Bereits vor Erscheinen des zweiten Longplayers „Unbehagen“ im Februar 1980 hatte sich Hagen mit ihren Bandkollegen verkracht. Von Starallüren und Egozentrik war die Rede. Daher nahmen sie die Platte weitgehend getrennt voneinander auf. Der Langspieler wies wieder eine stilistische Bandbreite zwischen Dub und Rock auf und wurde auch wieder in Frankreich zum Verkaufshit. Hagen suchte sich andere Mitstreiter*innen und sorgte international auf vielen Feldern für (mediale) Aufregung.

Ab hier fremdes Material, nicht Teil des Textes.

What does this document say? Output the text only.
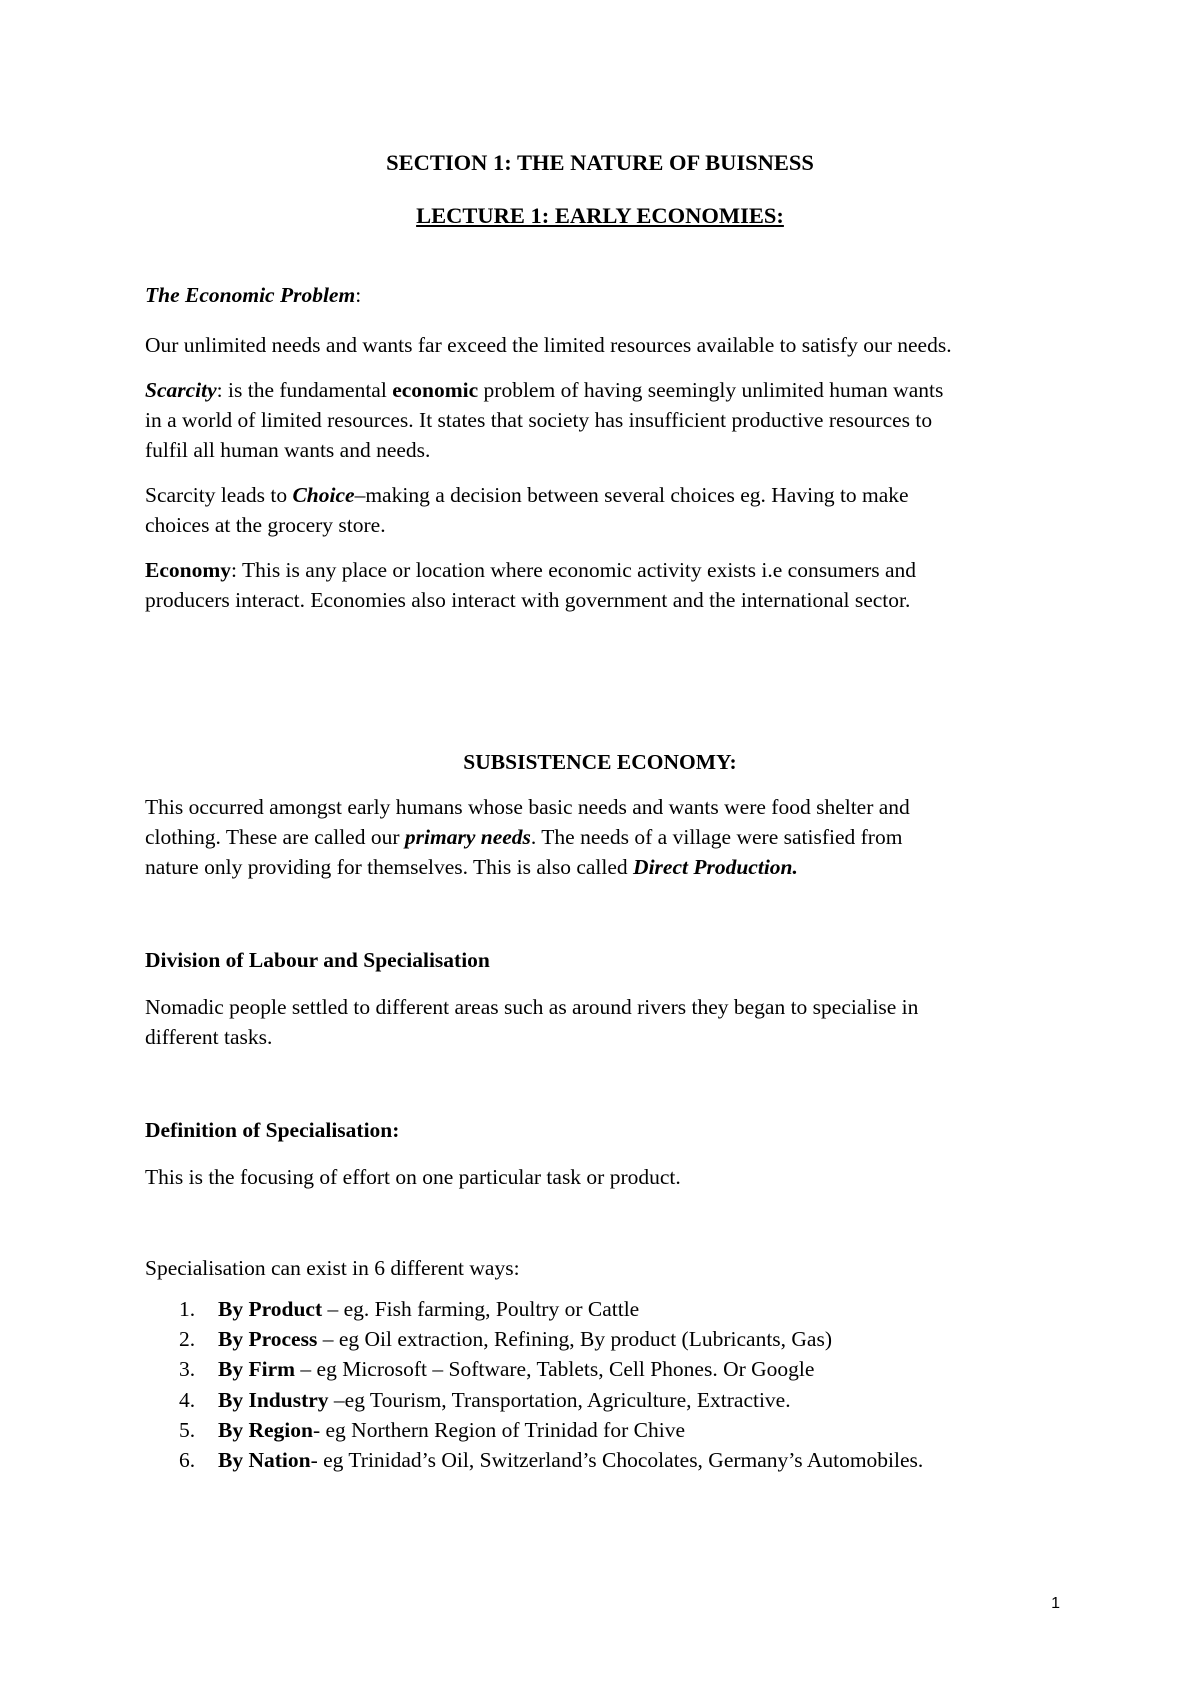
SECTION 1: THE NATURE OF BUISNESS

LECTURE 1: EARLY ECONOMIES:

The Economic Problem:

Our unlimited needs and wants far exceed the limited resources available to satisfy our needs.

Scarcity: is the fundamental economic problem of having seemingly unlimited human wants

in a world of limited resources. It states that society has insufficient productive resources to

fulfil all human wants and needs.

Scarcity leads to Choice–making a decision between several choices eg. Having to make

choices at the grocery store.

Economy: This is any place or location where economic activity exists i.e consumers and

producers interact. Economies also interact with government and the international sector.

SUBSISTENCE ECONOMY:

This occurred amongst early humans whose basic needs and wants were food shelter and

clothing. These are called our primary needs. The needs of a village were satisfied from

nature only providing for themselves. This is also called Direct Production.

Division of Labour and Specialisation

Nomadic people settled to different areas such as around rivers they began to specialise in

different tasks.

Definition of Specialisation:

This is the focusing of effort on one particular task or product.

Specialisation can exist in 6 different ways:

1. By Product – eg. Fish farming, Poultry or Cattle
2. By Process – eg Oil extraction, Refining, By product (Lubricants, Gas)
3. By Firm – eg Microsoft – Software, Tablets, Cell Phones. Or Google
4. By Industry –eg Tourism, Transportation, Agriculture, Extractive.
5. By Region- eg Northern Region of Trinidad for Chive
6. By Nation- eg Trinidad’s Oil, Switzerland’s Chocolates, Germany’s Automobiles.
1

An der Seite des niederländischen Rockmusikers Herman Brood und der US-Sängerin Lene Lovich drehte sie den Film „Cha Cha“ und war auch am gleichnamigen Soundtrack beteiligt. Sie gründete eine neue Band um ihren damaligen Freund, den niederländischen Gitarristen Ferdinand Karmelk. Hagen löste im August 1979 in der österreichischen Talkshow „Club 2“ einen medialen Aufschrei aus, als sie explizit erklärte, wie weibliche Lust zu befriedigen sei. Nach einer gefloppten Tour in Deutschland zog es Hagen 1980 in die USA, wo im Mai 1981 ihre Tochter Cosma Shiva auf die Welt kam.

Hagen hatte sich seit Anfang der 80er-Jahre verstärkt mit verschiedenen Religionen und Spiritualität beschäftigt und berichtete sogar von einer Ufo-Sichtung in Malibu, die auf ihrem 1982 erschienenen experimentellen Album „NunSexMonkRock“ im Track „Ufo“ thematisiert wurde.

Kontrovers & streitbar

1983 erschien im Zusammenspiel mit dem Starproduzenten Giorgio Moroder das wieder englischsprachige Dance-Pop-Album „Fearless“ mit zwei in den USA erfolgreichen Single-Auskopplungen. Der 1985er-Langspieler „In Ekstasy“, diesmal im Punk-Gewand, schlug zwar nicht so ein, die Single „Universal Radio“ schaffte es aber zum Club-Hit. Hagen wurde in die Talkshow von David Letterman eingeladen und spielte beim Musikfestival Rock in Rio. Sie war jetzt ganz oben. Auch im West-Fernsehen konnte sie sich 1986 in der „Nina Hagens TV-Show“ als Paradiesvogel in verschiedenen Bühnen-Outfits zeigen und ist auch sonst Dauergast im deutschen Fernsehen.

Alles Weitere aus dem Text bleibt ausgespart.